Estradas são o acesso à saúde para gestantes de cidades sem maternidade

Em todo país, uma em cada quatro mulheres precisa sair do município onde vive para realizar o parto em um hospital do SUS. Deslocamento aumenta o risco de morte materna e neonatal

No Brasil, uma a cada quatro gestantes precisa sair da cidade onde vive para realizar o parto em uma unidade de saúde do Sistema Único de Saúde (SUS). A constatação é de uma pesquisa realizada pelo Centro de Desenvolvimento Tecnológico em Saúde (CDTS/Fiocruz) e publicada na revista The Lancet Regional Health – Americas em fevereiro deste ano. O Centro de Estudos Empíricos em Economia da Fundação Getúlio Vargas (FGV), que também desenvolveu pesquisa sobre o tema, aponta que entre as gestantes que precisam realizar o deslocamento entre cidades, cerca de 30% percorrem pelo menos 60km até a maternidade. 

Os pesquisadores consideram que as distâncias têm aumentado com o passar dos anos e o aumento do deslocamento interfere diretamente nas taxas de mortalidade neonatal e materna. O estudo da FGV revela que a probabilidade de mortalidade é 0,5 ponto percentual maior para crianças cujas mães viajaram para dar à luz. 

"O transporte é um elo crítico da atenção obstétrica. O aumento progressivo da mortalidade infantil com a distância ocorre porque trajetos mais longos podem atrasar o início do atendimento, especialmente em situações emergenciais. Além disso, o deslocamento pode acarretar estresse, desconforto físico e barreiras para o acompanhamento familiar. A literatura já aponta que gestantes enfrentam dificuldades logísticas, como falta de transporte adequado, custos financeiros adicionais e ausência de locais para repouso ou acolhimento próximo ao hospital. Em muitos casos, o deslocamento limita o acesso ao pré-natal, compromete o pós-parto e pode romper redes de apoio importantes no momento do nascimento", explica Valdemar Pinho Neto, coordenador do Centro de Estudos Empíricos em Economia da Fundação Getulio Vargas.

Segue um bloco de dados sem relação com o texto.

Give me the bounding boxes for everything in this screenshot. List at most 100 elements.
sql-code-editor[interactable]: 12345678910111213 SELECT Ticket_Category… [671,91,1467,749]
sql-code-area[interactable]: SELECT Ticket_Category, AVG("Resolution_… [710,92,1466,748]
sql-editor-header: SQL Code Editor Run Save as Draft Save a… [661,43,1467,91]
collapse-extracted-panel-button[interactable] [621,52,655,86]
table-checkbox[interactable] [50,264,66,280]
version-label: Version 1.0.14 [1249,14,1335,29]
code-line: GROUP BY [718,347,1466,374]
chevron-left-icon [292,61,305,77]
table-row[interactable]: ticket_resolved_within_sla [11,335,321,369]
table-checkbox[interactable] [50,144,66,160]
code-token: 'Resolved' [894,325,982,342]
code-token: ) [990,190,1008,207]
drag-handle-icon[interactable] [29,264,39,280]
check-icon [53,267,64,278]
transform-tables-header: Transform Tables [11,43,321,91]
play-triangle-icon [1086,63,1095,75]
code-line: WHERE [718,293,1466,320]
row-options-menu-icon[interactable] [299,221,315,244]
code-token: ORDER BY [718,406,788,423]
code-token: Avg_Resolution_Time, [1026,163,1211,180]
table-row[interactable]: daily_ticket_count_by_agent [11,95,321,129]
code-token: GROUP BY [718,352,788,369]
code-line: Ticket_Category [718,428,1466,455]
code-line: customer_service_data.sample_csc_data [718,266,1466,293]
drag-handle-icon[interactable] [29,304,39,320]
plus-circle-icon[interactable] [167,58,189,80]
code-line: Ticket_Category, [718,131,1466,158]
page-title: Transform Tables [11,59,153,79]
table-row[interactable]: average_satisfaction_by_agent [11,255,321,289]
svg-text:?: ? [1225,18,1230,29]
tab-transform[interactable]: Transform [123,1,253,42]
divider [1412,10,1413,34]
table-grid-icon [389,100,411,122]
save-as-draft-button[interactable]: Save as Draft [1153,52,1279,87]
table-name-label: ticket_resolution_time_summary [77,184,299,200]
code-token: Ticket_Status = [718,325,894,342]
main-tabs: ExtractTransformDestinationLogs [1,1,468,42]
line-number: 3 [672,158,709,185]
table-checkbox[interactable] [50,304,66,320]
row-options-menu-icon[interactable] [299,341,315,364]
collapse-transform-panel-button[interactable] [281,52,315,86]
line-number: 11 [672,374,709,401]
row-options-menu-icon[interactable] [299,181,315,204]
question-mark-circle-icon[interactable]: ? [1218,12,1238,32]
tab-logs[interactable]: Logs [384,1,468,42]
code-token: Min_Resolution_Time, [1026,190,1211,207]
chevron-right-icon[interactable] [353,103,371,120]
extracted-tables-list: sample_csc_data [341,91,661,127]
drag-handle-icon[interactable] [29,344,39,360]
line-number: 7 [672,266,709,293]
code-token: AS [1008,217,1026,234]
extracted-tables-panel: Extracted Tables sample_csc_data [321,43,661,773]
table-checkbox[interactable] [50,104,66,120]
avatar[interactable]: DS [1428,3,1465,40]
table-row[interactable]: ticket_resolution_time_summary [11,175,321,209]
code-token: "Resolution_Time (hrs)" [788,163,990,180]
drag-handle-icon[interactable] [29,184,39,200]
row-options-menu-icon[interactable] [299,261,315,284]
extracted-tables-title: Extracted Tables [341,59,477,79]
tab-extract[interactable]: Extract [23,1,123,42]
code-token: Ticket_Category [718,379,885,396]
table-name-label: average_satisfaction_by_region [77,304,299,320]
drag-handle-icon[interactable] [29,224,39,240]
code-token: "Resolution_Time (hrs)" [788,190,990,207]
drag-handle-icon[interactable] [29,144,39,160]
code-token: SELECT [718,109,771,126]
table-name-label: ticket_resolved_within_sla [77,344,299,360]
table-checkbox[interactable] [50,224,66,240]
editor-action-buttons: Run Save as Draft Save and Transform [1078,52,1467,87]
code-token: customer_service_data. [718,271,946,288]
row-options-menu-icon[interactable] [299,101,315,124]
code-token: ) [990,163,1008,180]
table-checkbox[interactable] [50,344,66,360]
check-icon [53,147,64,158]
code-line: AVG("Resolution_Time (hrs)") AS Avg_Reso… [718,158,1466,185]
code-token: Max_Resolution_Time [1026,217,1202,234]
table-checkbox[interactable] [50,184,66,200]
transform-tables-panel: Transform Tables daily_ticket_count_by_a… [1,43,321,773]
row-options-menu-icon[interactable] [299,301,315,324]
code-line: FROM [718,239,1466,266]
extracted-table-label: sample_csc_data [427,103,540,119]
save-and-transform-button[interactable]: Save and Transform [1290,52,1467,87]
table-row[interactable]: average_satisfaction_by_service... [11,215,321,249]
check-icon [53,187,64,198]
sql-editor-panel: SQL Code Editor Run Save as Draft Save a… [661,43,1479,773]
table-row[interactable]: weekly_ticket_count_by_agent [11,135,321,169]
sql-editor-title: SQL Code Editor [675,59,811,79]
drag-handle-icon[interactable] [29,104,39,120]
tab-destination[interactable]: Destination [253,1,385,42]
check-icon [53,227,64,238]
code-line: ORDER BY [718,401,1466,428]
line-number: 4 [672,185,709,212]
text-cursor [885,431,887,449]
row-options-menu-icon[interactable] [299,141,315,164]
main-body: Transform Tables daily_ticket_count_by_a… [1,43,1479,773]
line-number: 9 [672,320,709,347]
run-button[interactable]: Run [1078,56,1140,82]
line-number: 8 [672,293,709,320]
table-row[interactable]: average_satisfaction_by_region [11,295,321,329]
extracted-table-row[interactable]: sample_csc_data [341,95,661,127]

Maternidades em queda e distâncias em ascensão 

Levantamento realizado pelo Correio junto ao Ministério da Saúde demonstra que, em uma década, houve uma redução de 26,5% no número de estabelecimentos que registraram nascimentos em todo país. Enquanto em 2015 eram 3.223 maternidades ou hospitais aptos a realizarem partos, em 2025 passaram para 2.365. A pasta afirma que não há uma habilitação específica exigida para estabelecimentos de saúde realizarem partos de risco habitual no âmbito do SUS, exceto em casos de gestação de risco.

"Essa redução está relacionada à reorganização da rede obstétrica, com incentivo à regionalização da atenção ao parto e concentração dos nascimentos em unidades com maior estrutura e capacidade técnica. A estratégia busca assegurar partos mais seguros, com menor risco de complicações, e reduzir óbitos evitáveis, especialmente em casos realizados em unidades de pequeno porte sem suporte adequado", afirmou o Ministério da Saúde em nota.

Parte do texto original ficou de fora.